Please join me in welcoming the H Team to Let Them Read Books! Christian Cameron, Libbie Hawker, Kate Quinn, Vicky Alvear Shecter, Stephanie Thornton, SJA Turney, and Russell Whitfield are touring the blogosphere with their third fabulous collaboration on a novel in parts, A Song of War: A Novel of Troy. I had the chance to ask them a few questions about writing as a team, and we had a little fun imagining movie casting and deserted-island scenarios. Their answers are hilarious! Read on and enter to win a paperback copy of A Song of War!
Troy: city of gold, gatekeeper of the east, haven of the god-born and the lucky, a city destined to last a thousand years. But the Fates have other plans—the Fates, and a woman named Helen. In the shadow of Troy’s gates, all must be reborn in the greatest war of the ancient world: slaves and queens, heroes and cowards, seers and kings . . . and these are their stories.
A young princess and an embittered prince join forces to prevent a fatal elopement.
A tormented seeress challenges the gods themselves to save her city from the impending disaster.
A tragedy-haunted king battles private demons and envious rivals as the siege grinds on.
A captured slave girl seizes the reins of her future as two mighty heroes meet in an epic duel.
A grizzled archer and a desperate Amazon risk their lives to avenge their dead.
A trickster conceives the greatest trick of all.
A goddess’ son battles to save the spirit of Troy even as the walls are breached in fire and blood.
Seven authors bring to life the epic tale of the Trojan War: its heroes, its villains, its survivors, its dead. Who will lie forgotten in the embers, and who will rise to shape the bloody dawn of a new age?
Hello, H Team! Thank you so much for stopping by Let Them Read Books!

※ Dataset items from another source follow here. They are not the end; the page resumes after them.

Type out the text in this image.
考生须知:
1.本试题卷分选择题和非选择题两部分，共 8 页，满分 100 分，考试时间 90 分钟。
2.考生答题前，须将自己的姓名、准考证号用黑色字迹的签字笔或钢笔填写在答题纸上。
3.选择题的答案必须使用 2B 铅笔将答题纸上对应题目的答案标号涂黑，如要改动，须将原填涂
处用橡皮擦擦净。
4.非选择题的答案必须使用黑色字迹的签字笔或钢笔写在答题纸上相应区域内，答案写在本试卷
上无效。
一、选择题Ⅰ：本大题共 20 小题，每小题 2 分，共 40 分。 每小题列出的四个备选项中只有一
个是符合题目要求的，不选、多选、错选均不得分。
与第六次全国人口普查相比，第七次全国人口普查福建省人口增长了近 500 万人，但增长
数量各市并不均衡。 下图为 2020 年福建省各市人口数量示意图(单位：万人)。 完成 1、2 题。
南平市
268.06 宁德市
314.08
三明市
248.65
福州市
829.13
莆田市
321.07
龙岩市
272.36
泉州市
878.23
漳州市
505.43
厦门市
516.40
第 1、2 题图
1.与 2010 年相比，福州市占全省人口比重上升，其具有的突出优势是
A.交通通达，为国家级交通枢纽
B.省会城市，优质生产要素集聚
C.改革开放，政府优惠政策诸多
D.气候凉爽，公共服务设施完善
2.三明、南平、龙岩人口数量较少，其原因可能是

Russ: Thanks for having us :-)
What inspired you to write a novel about the Trojan War?
Simon: Coming up with an idea that can be tackled by several authors from several points of view seamlessly sounds troublesome but in actual fact it is really very easy. There are so many great tales waiting to be told. After
A Song of War came out, in just one conversation there were a dozen or more ideas bandied about. Some were discarded as unsuitable or too divisive, but most were intriguing enough to hook at least one of us. Troy was just the idea that hooked the most people’s imagination, but some of the other ideas were not so much discarded as put on the back burner for future projects.
Libbie: I was brought into the project later than the others, as one of our good writer friends had to bow out of
A Song of War due to some conflicting deadlines. So Troy was already the decided-upon topic when Kate Quinn approached me about filling the empty space. I’d never thought of writing anything having to do with the Trojan War before, but I immediately wanted to do it as soon as I heard about the project. It’s such a big, beefy chunk of history. It’s very hard to resist.
Christian: I was late to the party, but the Iliad has always inspired me. Really, almost anything to do with Greece, from Achilles to Byron.
Russ: I think it was Kate or Simon who came up with the idea of Troy… it sort of made sense as the first H Team project was took place over one day, the second covered the events of a year… so a decade seems like a natural progression from there. Handily, the Trojan War lasted ten years so that was that.
How did you determine who would write each part?
Simon: I can’t speak for the others, but for me, as soon as we decided on Troy I knew I had to write Aeneas. I am first and foremost a writer of Roman novels, and so with Aeneas being the mythological Pater Familias of the Roman people, the opportunity was too good to miss.
Libbie: By the time I came on board, I believe there were only two “songs” still unclaimed. The one I ended up choosing was the one where two major characters have to die (Paris and Achilles), and I knew I had to take that part. I love killing characters in the most pathetic and heart-rending ways possible. Plus Penthesilea had to die, too. Bonus! In addition, we cast Paris as the villain of the piece – or if not the villain, then the guy everybody really wanted to kick. So it was kind of fun to orchestrate his demise.
Vicky: My initial choice worked better for someone else so I ended up with Odysseus, kind of at the last minute. Which worked out just fine because if I’d thought too long and hard about it, I would’ve been terrified about taking on such an iconic figure. But put a deadline in front of my face and nothing else matters.
Kate: I’ve always loved Andromache, so it was easy. And Hellenus, a lesser prince of Troy, made a wonderful Everyman foil to all these larger-than-life Capital-H heroes.
Russ: We bandy around suggestions, but most people I think knew who they wanted to write from the get go. Agamemnon was a bit of a challenge to be honest because he’s almost universally despised, but it was one that I fancied taking on because I don’t think that many people wake up in the morning thinking, “How can I be eeeevil today?” So the thing was to try to find something in Agamemnon that would explain why he acts the way he does. I don’t think that anyone reading his story will like him at the end of it, but I’m hoping that I did enough for readers to maybe understand him a little more.